Let $M^{ij}$ denote the $k-1 \times k-1$ submatrix induced by $B_{ij}$. We see then that in the replacement for Cramer’s rule, we arrive at what is $M^{kj}$ but with the last column swapped to the left $k-j-1$ times such that it lands in the $j$th column and also with a negative sign, which means $\frac{\partial g_j}{\partial y_k}(\mathbf{a}, b_k) = (-1)^{k-j} \frac{\det M^{jk}}{\det M^{kk}}$.

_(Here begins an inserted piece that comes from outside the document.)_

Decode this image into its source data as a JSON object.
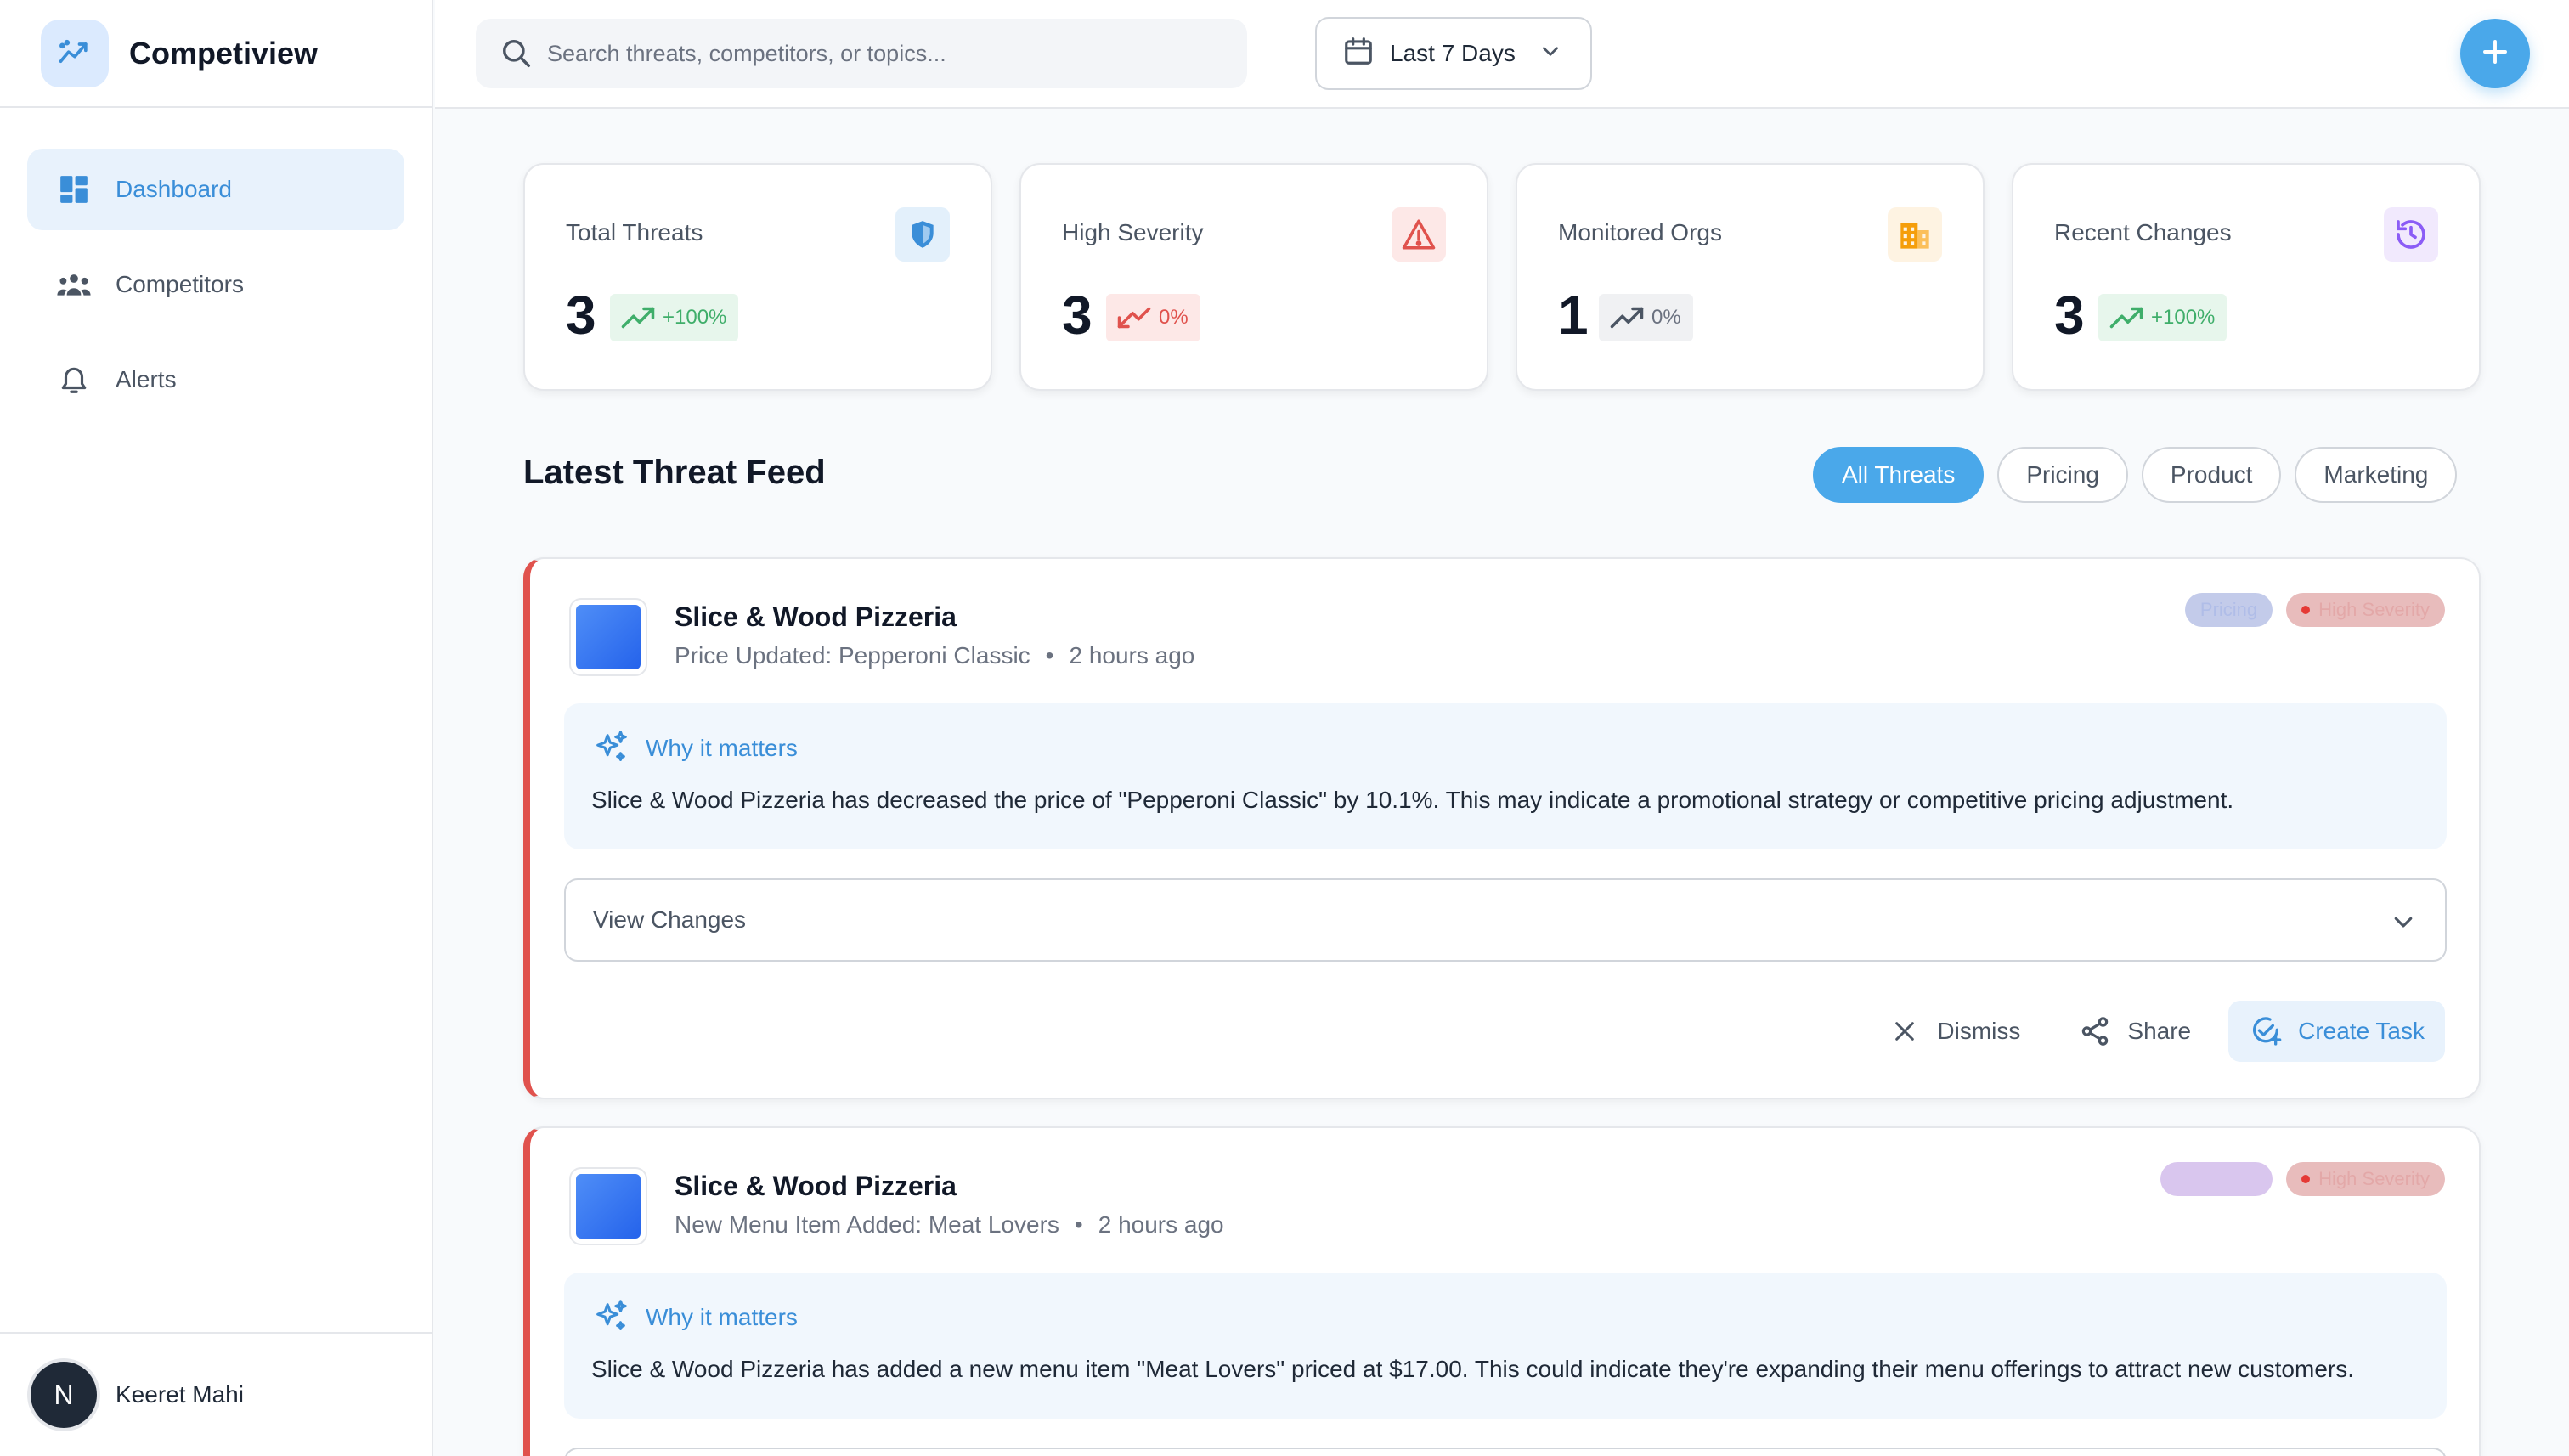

Now, we substitute this into $(1)$ to get \begin{aligned}\frac{\partial G}{\partial y_k}(\mathbf{a}, b_k) &= \displaystyle_{j=1}^{k-1} (-1)^{k-j}B_{kj}\frac{\det M^{kj}}{\det M^{kk}} + B_kk \\ &= \frac{\sum_{j=1}^k (-1)^{j+k} B_{kj}\det M^{kj}}{\det M^{kk}} \\ &= \frac{\det B}{\det M^{kk}} \\ &\neq 0. \end{aligned}

Finally, we apply the implicit function theorem for one variable for the $y_k$ that remains.     ▢

References

• Gerald B. Folland, Advanced Calculus, Prentice Hall, Upper Saddle River, NJ, 2002, pp. 114–116, 420–422.